Volume 17 Number 11 | April 14, 2016 |
An Equitable Balance: Designing Quality Thinking Systems in Art Education
Delane Ingalls Vanada
University of North Carolina at Charlotte, USA
Citation: Ingalls Vanada, D. (2016). An equitable balance: Designing quality thinking systems in art education. International Journal of Education & the Arts, 17(11). Retrieved from http://www.ijea.org/v17n11/.
Abstract
Dynamic learning environments in the arts that nurture all students’ capacities for deep meaning, synthesis and connection-making have the best chance of standing in the gap toward educational justice. New paradigms for teaching and learning are needed that elevate all students’ capacities—not just the select few who excel in narrow subsets of intelligence. This article argues for a more socially just and equitable education that can be realized through and within cultures of thinking that develop students’ balanced intelligence.

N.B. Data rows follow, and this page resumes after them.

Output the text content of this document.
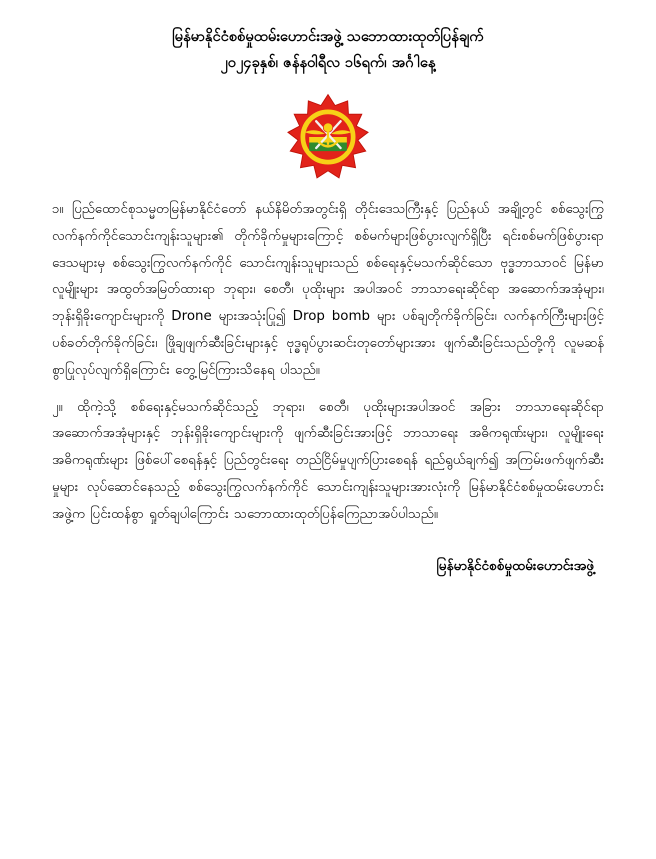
မြန်မာနိုင်ငံစစ်မှုထမ်းဟောင်းအဖွဲ့ သဘောထားထုတ်ပြန်ချက်
၂၀၂၄ခုနှစ်၊ ဇန်နဝါရီလ ၁၆ရက်၊ အင်္ဂါနေ့

၁။ ပြည်ထောင်စုသမ္မတမြန်မာနိုင်ငံတော် နယ်နိမိတ်အတွင်းရှိ တိုင်းဒေသကြီးနှင့် ပြည်နယ် အချို့တွင် စစ်သွေးကြွလက်နက်ကိုင်သောင်းကျန်းသူများ၏ တိုက်ခိုက်မှုများကြောင့် စစ်မက်များဖြစ်ပွားလျက်ရှိပြီး ရင်းစစ်မက်ဖြစ်ပွားရာ ဒေသများမှ စစ်သွေးကြွလက်နက်ကိုင် သောင်းကျန်းသူများသည် စစ်ရေးနှင့်မသက်ဆိုင်သော ဗုဒ္ဓဘာသာဝင် မြန်မာလူမျိုးများ အထွတ်အမြတ်ထားရာ ဘုရား၊ စေတီ၊ ပုထိုးများ အပါအဝင် ဘာသာရေးဆိုင်ရာ အဆောက်အအုံများ၊ ဘုန်းရှိခိုးကျောင်းများကို Drone များအသုံးပြု၍ Drop bomb များ ပစ်ချတိုက်ခိုက်ခြင်း၊ လက်နက်ကြီးများဖြင့် ပစ်ခတ်တိုက်ခိုက်ခြင်း၊ ဖြိုချဖျက်ဆီးခြင်းများနှင့် ဗုဒ္ဓရုပ်ပွားဆင်းတုတော်များအား ဖျက်ဆီးခြင်းသည်တို့ကို လူမဆန်စွာပြုလုပ်လျက်ရှိကြောင်း တွေ့မြင်ကြားသိနေရ ပါသည်။

၂။ ထိုကဲ့သို့ စစ်ရေးနှင့်မသက်ဆိုင်သည့် ဘုရား၊ စေတီ၊ ပုထိုးများအပါအဝင် အခြား ဘာသာရေးဆိုင်ရာ အဆောက်အအုံများနှင့် ဘုန်းရှိခိုးကျောင်းများကို ဖျက်ဆီးခြင်းအားဖြင့် ဘာသာရေး အဓိကရုဏ်းများ၊ လူမျိုးရေး အဓိကရုဏ်းများ ဖြစ်ပေါ်စေရန်နှင့် ပြည်တွင်းရေး တည်ငြိမ်မှုပျက်ပြားစေရန် ရည်ရွယ်ချက်၍ အကြမ်းဖက်ဖျက်ဆီးမှုများ လုပ်ဆောင်နေသည့် စစ်သွေးကြွလက်နက်ကိုင် သောင်းကျန်းသူများအားလုံးကို မြန်မာနိုင်ငံစစ်မှုထမ်းဟောင်းအဖွဲ့က ပြင်းထန်စွာ ရှုတ်ချပါကြောင်း သဘောထားထုတ်ပြန်ကြေညာအပ်ပါသည်။

မြန်မာနိုင်ငံစစ်မှုထမ်းဟောင်းအဖွဲ့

A mixed model, research study conducted in visual art classrooms is highlighted, reporting the positive effect of balanced, learner-centered pedagogy and environments on the development of students’ quality thinking and dispositions. More learner-centered classrooms also positively affected students’ self-beliefs. This study resulted in new assessments for measuring students’ balanced thinking skills and dispositions, as well as an emerging theory of “Quality Thinking Systems” (Ingalls Vanada, 2011).